In his closing argument Friday afternoon, Senior Hennepin County Attorney Dan Allard laid out the evidence. Several days before the 33-year-old Williams was shot on April 3, he was with his girlfriend and several other people at the Red Dragon restaurant. Strickland-Green was there, but something happened to him in the parking lot.
He came into the restaurant, drunk and upset and confronted his friend, Williams, asking him who had harassed him in the parking lot. Williams said he did not know and asked Strickland-Green to leave. He did but kept coming back, angry with Williams.
Late in the afternoon of April 3, Strickland-Green was in his parked 1987 yellow Cadillac. A mutual friend of both Williams and Strickland-Green, drove by, stopped and told him to follow him a couple of blocks away. There, they talked and smoked, Allard said.

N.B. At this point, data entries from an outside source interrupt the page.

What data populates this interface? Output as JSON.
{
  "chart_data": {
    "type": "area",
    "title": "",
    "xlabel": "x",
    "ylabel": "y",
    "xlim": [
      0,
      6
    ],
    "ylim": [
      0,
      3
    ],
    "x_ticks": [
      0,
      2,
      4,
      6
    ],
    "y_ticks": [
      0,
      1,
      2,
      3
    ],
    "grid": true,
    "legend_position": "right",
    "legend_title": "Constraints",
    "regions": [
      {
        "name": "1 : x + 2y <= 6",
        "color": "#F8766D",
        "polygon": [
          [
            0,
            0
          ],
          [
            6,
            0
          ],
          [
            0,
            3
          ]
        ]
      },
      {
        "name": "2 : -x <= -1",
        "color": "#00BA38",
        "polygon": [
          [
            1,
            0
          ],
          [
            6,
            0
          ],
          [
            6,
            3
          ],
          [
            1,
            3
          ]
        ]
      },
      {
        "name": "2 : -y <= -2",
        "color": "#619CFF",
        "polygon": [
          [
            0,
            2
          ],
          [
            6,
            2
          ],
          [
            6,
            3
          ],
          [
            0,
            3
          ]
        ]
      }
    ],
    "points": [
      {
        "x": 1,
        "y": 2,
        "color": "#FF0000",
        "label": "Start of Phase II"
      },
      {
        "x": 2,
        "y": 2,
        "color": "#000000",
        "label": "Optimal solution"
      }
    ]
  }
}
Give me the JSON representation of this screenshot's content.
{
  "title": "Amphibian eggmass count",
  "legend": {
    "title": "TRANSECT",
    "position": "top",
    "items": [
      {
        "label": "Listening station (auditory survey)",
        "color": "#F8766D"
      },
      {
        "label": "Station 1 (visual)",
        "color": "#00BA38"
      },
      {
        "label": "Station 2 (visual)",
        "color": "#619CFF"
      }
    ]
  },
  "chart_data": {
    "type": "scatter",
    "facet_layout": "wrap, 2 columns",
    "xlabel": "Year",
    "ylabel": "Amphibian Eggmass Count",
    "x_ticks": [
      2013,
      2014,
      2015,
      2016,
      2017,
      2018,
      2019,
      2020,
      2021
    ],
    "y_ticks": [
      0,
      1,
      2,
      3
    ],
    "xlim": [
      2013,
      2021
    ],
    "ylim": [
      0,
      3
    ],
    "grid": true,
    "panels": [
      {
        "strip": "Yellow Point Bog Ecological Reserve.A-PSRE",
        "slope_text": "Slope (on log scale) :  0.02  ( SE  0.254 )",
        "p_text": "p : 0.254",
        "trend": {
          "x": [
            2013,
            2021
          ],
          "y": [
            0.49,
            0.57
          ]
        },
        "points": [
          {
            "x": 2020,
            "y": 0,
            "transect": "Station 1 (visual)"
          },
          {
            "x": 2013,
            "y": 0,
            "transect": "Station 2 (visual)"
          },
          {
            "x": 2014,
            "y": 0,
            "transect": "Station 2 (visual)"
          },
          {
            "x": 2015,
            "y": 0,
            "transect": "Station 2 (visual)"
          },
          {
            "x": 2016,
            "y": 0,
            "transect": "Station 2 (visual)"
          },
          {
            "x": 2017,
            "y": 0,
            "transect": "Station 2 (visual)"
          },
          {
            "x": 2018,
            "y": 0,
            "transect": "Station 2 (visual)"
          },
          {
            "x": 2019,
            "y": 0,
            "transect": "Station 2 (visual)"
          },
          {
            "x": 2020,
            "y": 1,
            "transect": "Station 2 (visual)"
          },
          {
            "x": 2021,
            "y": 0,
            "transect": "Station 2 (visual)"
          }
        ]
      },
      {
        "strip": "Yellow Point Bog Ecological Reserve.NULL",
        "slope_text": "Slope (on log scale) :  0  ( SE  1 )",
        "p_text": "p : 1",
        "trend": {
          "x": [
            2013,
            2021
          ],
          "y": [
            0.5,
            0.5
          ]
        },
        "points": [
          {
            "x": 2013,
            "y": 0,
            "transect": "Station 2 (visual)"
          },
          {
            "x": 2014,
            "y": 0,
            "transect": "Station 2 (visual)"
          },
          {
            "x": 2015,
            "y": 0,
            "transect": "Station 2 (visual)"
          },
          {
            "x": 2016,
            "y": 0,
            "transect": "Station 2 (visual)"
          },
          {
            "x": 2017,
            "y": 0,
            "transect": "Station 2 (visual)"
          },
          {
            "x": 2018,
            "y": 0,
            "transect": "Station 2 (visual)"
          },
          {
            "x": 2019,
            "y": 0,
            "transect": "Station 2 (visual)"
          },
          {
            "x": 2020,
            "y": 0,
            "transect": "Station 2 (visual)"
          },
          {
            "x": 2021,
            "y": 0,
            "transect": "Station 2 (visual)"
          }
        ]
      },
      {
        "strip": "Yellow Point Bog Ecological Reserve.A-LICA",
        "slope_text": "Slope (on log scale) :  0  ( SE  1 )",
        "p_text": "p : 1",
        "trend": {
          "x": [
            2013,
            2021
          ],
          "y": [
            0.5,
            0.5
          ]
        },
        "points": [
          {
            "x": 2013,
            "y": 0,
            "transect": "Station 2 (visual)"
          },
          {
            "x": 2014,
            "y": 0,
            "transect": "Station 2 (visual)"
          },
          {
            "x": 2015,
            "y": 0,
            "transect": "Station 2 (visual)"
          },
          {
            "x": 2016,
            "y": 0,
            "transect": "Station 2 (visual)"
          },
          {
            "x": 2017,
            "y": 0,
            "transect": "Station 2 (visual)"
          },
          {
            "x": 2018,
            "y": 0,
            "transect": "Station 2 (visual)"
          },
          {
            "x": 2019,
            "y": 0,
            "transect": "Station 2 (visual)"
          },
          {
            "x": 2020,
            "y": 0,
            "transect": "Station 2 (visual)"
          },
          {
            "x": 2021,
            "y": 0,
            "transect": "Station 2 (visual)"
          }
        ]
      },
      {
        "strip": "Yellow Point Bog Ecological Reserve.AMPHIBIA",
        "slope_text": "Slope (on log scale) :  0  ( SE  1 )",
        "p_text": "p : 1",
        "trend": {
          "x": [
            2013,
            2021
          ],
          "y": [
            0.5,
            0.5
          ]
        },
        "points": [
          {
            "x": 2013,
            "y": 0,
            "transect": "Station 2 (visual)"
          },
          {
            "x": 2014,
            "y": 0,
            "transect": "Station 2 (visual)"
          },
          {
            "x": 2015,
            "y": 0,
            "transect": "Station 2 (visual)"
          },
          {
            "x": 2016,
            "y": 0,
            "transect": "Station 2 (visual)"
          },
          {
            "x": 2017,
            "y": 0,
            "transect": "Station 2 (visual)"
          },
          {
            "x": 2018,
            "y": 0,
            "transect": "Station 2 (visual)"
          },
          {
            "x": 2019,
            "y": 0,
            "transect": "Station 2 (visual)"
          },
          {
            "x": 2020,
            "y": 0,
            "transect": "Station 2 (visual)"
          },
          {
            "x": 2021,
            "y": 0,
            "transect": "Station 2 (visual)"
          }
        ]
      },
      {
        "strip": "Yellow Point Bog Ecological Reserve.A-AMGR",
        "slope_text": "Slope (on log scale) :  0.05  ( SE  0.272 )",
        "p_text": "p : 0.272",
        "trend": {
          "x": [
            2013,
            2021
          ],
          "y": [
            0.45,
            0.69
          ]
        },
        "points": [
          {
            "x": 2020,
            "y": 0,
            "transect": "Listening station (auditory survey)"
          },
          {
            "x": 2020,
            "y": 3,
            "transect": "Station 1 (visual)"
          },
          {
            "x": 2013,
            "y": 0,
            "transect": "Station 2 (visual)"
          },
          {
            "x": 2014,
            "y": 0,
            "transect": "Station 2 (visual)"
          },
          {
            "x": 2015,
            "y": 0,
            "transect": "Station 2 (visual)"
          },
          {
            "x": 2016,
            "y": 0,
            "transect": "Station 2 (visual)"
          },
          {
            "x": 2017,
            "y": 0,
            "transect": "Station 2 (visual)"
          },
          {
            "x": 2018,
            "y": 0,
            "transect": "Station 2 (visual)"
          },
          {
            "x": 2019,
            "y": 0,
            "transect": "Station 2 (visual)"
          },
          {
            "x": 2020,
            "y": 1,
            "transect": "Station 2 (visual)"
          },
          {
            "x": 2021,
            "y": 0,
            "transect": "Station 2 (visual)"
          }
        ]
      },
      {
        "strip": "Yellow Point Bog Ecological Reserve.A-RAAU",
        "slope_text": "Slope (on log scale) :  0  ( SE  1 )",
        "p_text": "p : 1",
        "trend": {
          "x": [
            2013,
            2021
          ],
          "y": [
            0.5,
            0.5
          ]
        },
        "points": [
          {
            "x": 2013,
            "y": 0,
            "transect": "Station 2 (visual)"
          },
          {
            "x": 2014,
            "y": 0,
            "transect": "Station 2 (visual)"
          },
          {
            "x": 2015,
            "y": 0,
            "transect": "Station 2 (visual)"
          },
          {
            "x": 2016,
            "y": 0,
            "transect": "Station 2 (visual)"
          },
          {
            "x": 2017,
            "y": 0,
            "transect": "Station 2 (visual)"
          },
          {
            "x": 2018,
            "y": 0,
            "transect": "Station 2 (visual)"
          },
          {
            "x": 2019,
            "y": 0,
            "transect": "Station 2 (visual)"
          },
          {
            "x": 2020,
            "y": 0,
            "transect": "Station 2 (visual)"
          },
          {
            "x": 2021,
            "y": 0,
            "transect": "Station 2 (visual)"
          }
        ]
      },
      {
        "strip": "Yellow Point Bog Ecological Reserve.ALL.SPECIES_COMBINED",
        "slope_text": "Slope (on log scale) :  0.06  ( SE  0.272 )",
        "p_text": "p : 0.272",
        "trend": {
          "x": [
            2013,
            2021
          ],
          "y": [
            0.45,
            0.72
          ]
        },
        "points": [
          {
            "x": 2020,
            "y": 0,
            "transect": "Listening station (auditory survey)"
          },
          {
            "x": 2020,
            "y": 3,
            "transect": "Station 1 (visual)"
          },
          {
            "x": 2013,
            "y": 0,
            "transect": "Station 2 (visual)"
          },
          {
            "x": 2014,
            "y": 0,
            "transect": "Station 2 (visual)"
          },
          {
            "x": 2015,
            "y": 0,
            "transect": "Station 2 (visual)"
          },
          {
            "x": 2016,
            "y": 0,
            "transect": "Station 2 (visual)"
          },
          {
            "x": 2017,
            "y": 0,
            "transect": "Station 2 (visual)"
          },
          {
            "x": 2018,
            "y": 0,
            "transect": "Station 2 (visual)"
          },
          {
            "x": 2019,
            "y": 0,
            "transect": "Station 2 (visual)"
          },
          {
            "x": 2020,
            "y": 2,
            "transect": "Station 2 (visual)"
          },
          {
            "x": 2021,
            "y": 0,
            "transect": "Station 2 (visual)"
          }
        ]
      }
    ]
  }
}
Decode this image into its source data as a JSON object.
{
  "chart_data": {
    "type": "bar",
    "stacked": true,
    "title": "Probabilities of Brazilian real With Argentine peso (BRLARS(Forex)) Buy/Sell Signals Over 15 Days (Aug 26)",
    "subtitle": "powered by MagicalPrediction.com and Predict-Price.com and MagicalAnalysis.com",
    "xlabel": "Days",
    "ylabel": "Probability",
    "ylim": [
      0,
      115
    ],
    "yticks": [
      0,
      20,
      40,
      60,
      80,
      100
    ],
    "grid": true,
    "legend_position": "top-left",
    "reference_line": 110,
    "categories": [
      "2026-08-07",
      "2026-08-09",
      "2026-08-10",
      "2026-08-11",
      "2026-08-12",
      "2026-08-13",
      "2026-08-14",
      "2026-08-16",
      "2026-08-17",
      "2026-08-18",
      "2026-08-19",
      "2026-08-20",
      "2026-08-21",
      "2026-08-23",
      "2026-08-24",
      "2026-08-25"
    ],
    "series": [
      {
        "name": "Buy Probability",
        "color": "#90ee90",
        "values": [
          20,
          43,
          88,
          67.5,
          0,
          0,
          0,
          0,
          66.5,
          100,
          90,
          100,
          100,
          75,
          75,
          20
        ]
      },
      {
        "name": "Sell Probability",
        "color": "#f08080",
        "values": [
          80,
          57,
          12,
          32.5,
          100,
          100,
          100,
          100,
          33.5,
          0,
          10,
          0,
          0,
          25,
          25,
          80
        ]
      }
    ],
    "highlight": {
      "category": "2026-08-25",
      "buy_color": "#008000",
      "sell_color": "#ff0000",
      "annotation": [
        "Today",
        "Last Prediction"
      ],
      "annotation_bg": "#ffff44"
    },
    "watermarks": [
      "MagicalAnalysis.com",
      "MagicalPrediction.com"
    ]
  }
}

The two men were talking when Williams came out of his mom’s house and greeted both men. But Strickland-Green started criticizing Williams for not having his back at the restaurant. Williams said it was because Strickland-Green was acting like a drunk fool. The witness went to his car and drove away and Strickland-Green went to his car and got a gun, Allard said.
The witness looked back and saw Williams stumble backward. A woman walking from the bus stop heard shots and saw Williams fall against the yellow car, Allard said, with an injury to the leg and a fatal shot to the abdomen.
Strickland-Green fled to Duluth, got rid of his cell phone and bought a new one. He then drove to Mississippi and texted his girlfriend that he was on the run. He eventually got rid of the car. His new phone showed he spoke to his mother 60 times in the two months he was on the run and she obviously told him that police were looking for him, Allard said.
Within days, police learned the name of the witness who was at the shooting. He talked to them and everything he told them was backed up by evidence, Allard said. A beer can with Strickland-Green’s DNA was found at the shooting scene. Surveillance video showed the yellow Cadillac following the witness’ car.
“The defendant did it himself,” Allard concluded. “The defendant pulled the trigger. Why else would he run?”
The jury acquitted Strickland-Green of the other count of intentional second-degree murder.